The French model for colonization never was like the British anyway, the French colonists integrating a lot more into the local system than the British ones, who tended to remain very distant. As indicated earlier, Félix Éboué's policies are something to look at, particularly as he could very well survive beyond the war in this timeline and push further his ideas of local elites and giving more administrative power to the locals. Another very important difference with the Brits is the comparative lack of colonies with an colonist majority - no real soft/hard native replacement policy like in CANZUK where they got frakked hard.I've written a few snippets, but only the early days of it. The problem is how to develop it further - they aren't going to be happy being run from Paris (and eventually the French won't be happy about it either), but just copying the British model won't work either.
Full integration is pretty much unthinkable for at the very least a century, though, noone in 1950 Paris would want the Assemblée Nationale full of natives from the Empire, but further autonomy under a metropolitan leadership could work. The idea would possibly be to build the local societies to be more and more like the French one, though whether it could hold in the long term is hard to say, but the TLDR is that the French policy has more been towards a cultural/societal replacement than a physical one, a policy applied in France proper as well as in its colonies.

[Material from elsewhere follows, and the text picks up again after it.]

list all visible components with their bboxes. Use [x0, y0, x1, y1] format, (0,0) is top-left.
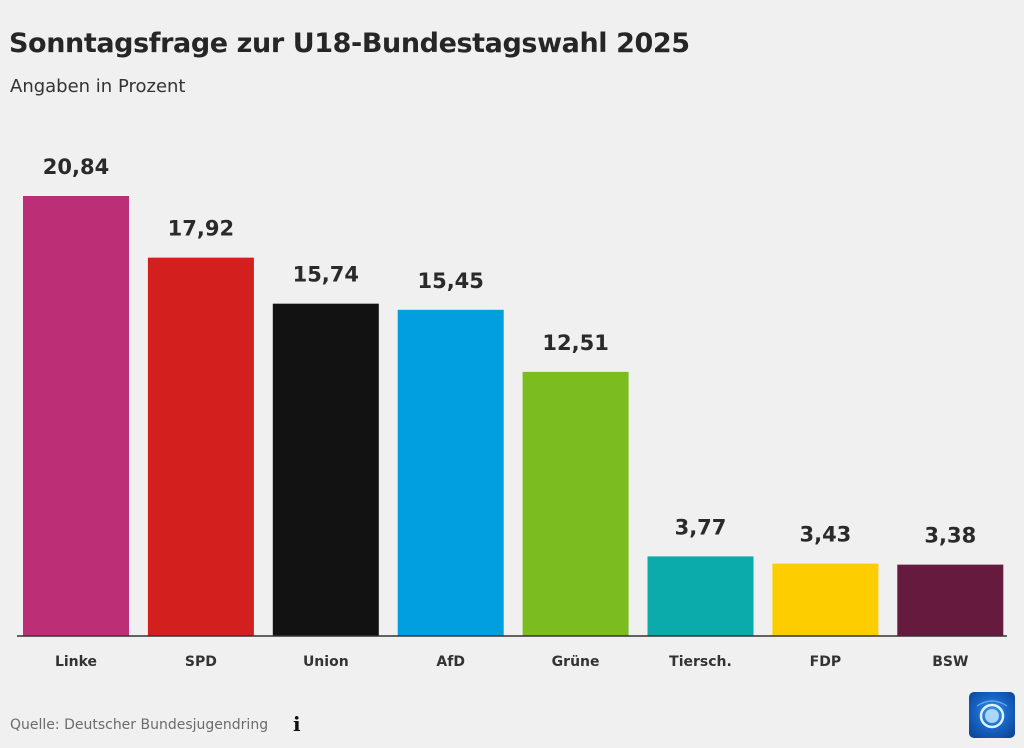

The other big obstacles would be the US and USSR, obviously, both of them inevitably mining the two Empires as much as they can to gain advantages over the Euros, just like IRL. My fear is however that a victorious France will not enact the numerous reforms it needs to get a modern enough outlook on itself and the world to deal with this properly, the same reforms that weren't enough OTL to overcome in the colonies the consequences of WW2 and the post-war treatment of the colonial forces. Hell, France without the CNR's political reforms is going to be utterly alien compared to OTL, and you have a very interesting opportunity here, @pdf27, in a timeline where de Gaulle and the others aren't as important as OTL: France without the ENA, without the generation of Resistance veterans, without the Nouvelle Vague moviemaking, without the strong legitimization of the Communists - for those here from the UK and US, Communists were a critical part of the Resistance here from 1941 onwards and had a relatively positive influence on us afterwards - without the Fifth Republic system, without the massive hit to nationalism. You can go crazy by following the path of the pre-war French statecraft, to which I recommend the Conseil d'État's website, it has English parts, and if you can check their pre-War decision style, you could get an idea of how to go forward after the War.